How to protect hypersonic vehicles? Make them sweat
How do you protect hypersonic vehicles from the high temperatures of over 2,200 °C (4,000 °F) encountered when flying in excess of Mach 5? According to the RTX Technology Research Center, the answer is to make them sweat.
Hypersonic flight holds the promise of revolutionizing aeronautics to a degree not seen since the breaking of the sound barrier in 1947. However, it turns out that going from supersonic to hypersonic is a lot more challenging than going from subsonic to supersonic.
One of the biggest challenges is the tremendous heat generated by a body flying in excess of five times the speed of sound. At these temperatures all but the most exotic of materials melt or become inoperable. This means that the precisely designed and machined lines of a hypersonic vehicle, especially on its leading edges, will quickly round and distort, completely altering the aerodynamics of the vehicle.
The obvious way to avoid this is to cool the outer skin of the vehicle. Unfortunately, with conventional systems, this means adding weight and complexity that engineers aren't particularly fond of.

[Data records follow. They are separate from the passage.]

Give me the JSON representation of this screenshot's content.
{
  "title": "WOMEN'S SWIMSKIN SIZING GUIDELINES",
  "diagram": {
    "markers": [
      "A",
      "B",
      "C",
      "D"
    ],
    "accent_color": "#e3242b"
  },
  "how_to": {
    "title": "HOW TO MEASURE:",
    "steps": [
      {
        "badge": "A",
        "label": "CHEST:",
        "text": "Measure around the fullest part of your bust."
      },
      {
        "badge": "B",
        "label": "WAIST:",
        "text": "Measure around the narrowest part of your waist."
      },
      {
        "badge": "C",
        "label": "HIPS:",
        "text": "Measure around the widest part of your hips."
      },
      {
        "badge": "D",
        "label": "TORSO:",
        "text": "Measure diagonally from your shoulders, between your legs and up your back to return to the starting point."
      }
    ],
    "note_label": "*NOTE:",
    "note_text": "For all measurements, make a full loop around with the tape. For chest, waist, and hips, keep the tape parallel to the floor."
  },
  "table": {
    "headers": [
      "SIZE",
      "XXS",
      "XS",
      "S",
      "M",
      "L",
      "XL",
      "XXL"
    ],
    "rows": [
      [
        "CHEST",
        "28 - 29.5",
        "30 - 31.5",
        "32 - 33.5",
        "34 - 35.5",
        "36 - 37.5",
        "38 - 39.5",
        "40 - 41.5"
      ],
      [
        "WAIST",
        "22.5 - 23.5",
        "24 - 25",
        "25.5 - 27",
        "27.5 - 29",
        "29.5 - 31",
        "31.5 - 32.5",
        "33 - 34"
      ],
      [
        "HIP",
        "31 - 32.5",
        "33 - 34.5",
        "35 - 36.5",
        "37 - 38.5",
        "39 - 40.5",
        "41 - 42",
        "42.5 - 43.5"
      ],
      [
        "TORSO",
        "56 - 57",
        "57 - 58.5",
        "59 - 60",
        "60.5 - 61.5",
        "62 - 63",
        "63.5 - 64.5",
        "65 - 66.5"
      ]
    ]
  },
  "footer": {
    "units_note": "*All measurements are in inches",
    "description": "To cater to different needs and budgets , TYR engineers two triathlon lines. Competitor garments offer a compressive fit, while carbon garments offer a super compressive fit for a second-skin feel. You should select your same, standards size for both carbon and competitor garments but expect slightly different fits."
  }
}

As an alternative, under a DARPA contract, RTX is looking at cooling hypersonic craft using the same mechanism we use to beat the heat – sweating.
The idea is that the leading edges of a hypersonic vehicle would incorporate a network of micro-channels feeding a liquid to the surface of the skin in a manner similar to human sweat glands. As the liquid reaches the surface, it evaporates, carrying away heat. In this way, the craft can be kept cool enough to maintain its aerodynamics.
According to project team leader John Sharon of the RTX Technology Research Center, predictive modeling and advanced micro-machining was used to create a wedge-shaped test article about the size of a credit card. This was subjected first to a burner rig that was described as a big crème brûlée torch, and then to an electrical arc to heat and expand gasses to high temperatures and speeds that more closely simulated hypersonic flight conditions.
The next step will be to refine the technology by making the sweat channels smaller and enlarging the test article to the scale of a full-size hypersonic vehicle. Should the technique prove successful, it may also be applicable to other problems, like protecting gas turbine blades.
"When you’re flying five-plus times the speed of sound, the temperature can rise very quickly – in a fraction of a second," said Sharon. "The folks on the team involved with modeling did an awesome job estimating how long the test article would survive."